Lo que me sorprendió —y quizás lo sorprenda a Ud.— es que lo que los muchachos consideraron controvertido, para mí es de sentido común. 

He aquí lo que ocurrió. Me habían pedido que hablara sobre el gobierno y los medios. Pero como ambas instituciones están en mal estado —es decir, los políticos compiten para ver quién es moralmente superior, mientras los así llamados periodistas persiguen, en realidad, objetivos partidistas— el tema me aburrió. 

Por ese motivo pasé a lo que realmente me interesa en este momento —cuestiones más importantes sobre la forma en que los seres humanos se relacionan unos con los otros. Me intrigan los instintos y las idiosincrasias de esta última generación de jóvenes estadounidenses, la así llamada Generación del Milenio, y cuál es el reto, para los padres, de criar niños (en mi caso, de 8, 6 y 4 años) en un ambiente donde los mensajes que les llegan a diario parecen ser los opuestos de las lecciones y los valores que estamos intentando enseñarles. 

En mi caso,” expresé a los estudiantes, “Estoy tratando de enseñar a mi hija de 8 años, que ella no es especial, que ella no es el centro del universo y que el mundo no gira en torno a ella.”

¡Bam! Eso fue lo que causó asombro. Un joven exclamó “¡Pa!”. Otros parecieron consternados. Parecieron preguntarse, “¿Por qué enseñaría un padre a sus hijos que no son especiales?”

Porque no lo son. Tenemos toda una generación, y ahora quizás sean dos generaciones, de jóvenes estadounidenses que han sido criados para adorar la santa trinidad de Yo, Mí y Yo mismo. Muéstrenme un joven de 18 años en Estados Unidos y —en la mayor parte de los casos— les enseñaré una persona pagada de sí misma. 

Echen la culpa a los padres. Se les ha dicho a estos muchachos que son especiales, incluso desde antes de que pudieran hablar, cuando se los transportaba en furgonetas que ostentaban brillantes carteles amarillos con la frase: “Cuidado —Bebé a bordo.”

Y la industria del juguete. En la actualidad, los niños tienen muñecas fabricadas específicamente para que se parezcan a ellos. Espeluznante. 

Y las escuelas públicas. En la escuela elemental, se les ha ahorrado a estos niños la humillación de que sus deberes sean corregidos en tinta roja, porque los educadores decidieron que el color es demasiado opresivo. 

Y la obsesión de nuestra sociedad con la autoestima. Para el momento en que nuestros niños llegaron a la escuela media, se dieron cuenta de que no importaba quién era el primero, porque a todos les darían un trofeo. 

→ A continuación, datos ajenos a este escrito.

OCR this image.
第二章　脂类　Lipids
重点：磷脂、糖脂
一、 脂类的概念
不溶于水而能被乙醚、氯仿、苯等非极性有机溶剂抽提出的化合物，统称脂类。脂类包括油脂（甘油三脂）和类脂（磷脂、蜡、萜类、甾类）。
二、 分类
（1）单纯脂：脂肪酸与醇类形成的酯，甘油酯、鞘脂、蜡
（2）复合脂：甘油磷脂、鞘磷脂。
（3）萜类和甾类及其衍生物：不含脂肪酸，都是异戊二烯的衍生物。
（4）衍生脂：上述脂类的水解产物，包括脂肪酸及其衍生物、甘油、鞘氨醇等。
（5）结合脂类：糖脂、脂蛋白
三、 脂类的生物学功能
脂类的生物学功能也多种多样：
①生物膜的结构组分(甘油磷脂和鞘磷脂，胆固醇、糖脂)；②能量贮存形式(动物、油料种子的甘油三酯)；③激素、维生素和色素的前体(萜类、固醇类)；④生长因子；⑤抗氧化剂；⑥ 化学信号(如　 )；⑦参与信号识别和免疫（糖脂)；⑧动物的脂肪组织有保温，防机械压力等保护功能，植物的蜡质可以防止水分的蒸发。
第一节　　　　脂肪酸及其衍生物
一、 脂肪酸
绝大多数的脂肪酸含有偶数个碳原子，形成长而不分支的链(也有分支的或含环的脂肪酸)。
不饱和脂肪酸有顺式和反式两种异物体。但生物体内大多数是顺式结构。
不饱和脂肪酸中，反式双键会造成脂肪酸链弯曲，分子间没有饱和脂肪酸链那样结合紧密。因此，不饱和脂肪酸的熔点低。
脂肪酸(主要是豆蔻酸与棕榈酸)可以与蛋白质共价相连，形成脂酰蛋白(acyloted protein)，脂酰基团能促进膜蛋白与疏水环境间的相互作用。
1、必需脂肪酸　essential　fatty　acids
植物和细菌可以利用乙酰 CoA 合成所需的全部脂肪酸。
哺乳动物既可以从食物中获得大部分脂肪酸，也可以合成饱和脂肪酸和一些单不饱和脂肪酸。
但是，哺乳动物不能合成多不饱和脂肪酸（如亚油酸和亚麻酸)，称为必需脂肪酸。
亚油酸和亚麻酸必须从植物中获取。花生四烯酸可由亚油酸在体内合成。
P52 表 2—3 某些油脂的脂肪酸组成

Y debemos echar la culpa a la industria del espectáculo. Cuando estos niños estaban en la secundaria, quedaban pegados a programas realidad como “American Idol”, “The Voice” y “The X Factor”, en que jóvenes excesivamente seguros de sí mismos, que no pueden cantar, no dejan que los afecten las críticas de los jueces, en busca de la droga favorita de esta generación: la fama. 

Y la tecnología. Para el momento en que ingresaron a la universidad, estos jóvenes habían pasado miles de horas en medios sociales populares como Facebook y Twitter, donde todo el mundo puede ser un cronista de los hechos y se valora la opinión de todo el mundo de igual manera. 

Y, finalmente, debemos echar la culpa a la cultura de narcisismo de nuestra sociedad, donde todo el mundo, desde actores a maestros, a pícaros congresistas, presentan “selfies” —fotos tontas e indulgentes de un mismo, que sirven como autorretratos digitales instantáneos.

Miren en derredor, dije a los estudiantes. Todo gira en torno a nosotros. Vivimos en una sociedad donde hay infinitas maneras de pedir una taza de café, una hamburguesa o un sándwich. Todo se hace a medida, para satisfacer nuestros gustos. Todo porque, supuestamente, somos especiales y singulares, y las empresas que nos venden las cosas nunca pierden la oportunidad de hacernos sentir especiales y singulares, para que compremos más cosas. 

Mi hija de 8 años escucha esos mensajes todos los días. Por lo que no es de sorprender —mientras contempla el próximo juguete que debe absolutamente tener para ser feliz— que esté convencida de que ella tiene derecho a tenerlo, porque es el centro del universo.

Tengo que enseñarle lo opuesto, dije. Porque si no lo hago, algún día, cuando sea mayor, un mundo frío y despiadado lo hará. Y no con amor y compasión. 

Fue entonces cuando llegó el aplauso.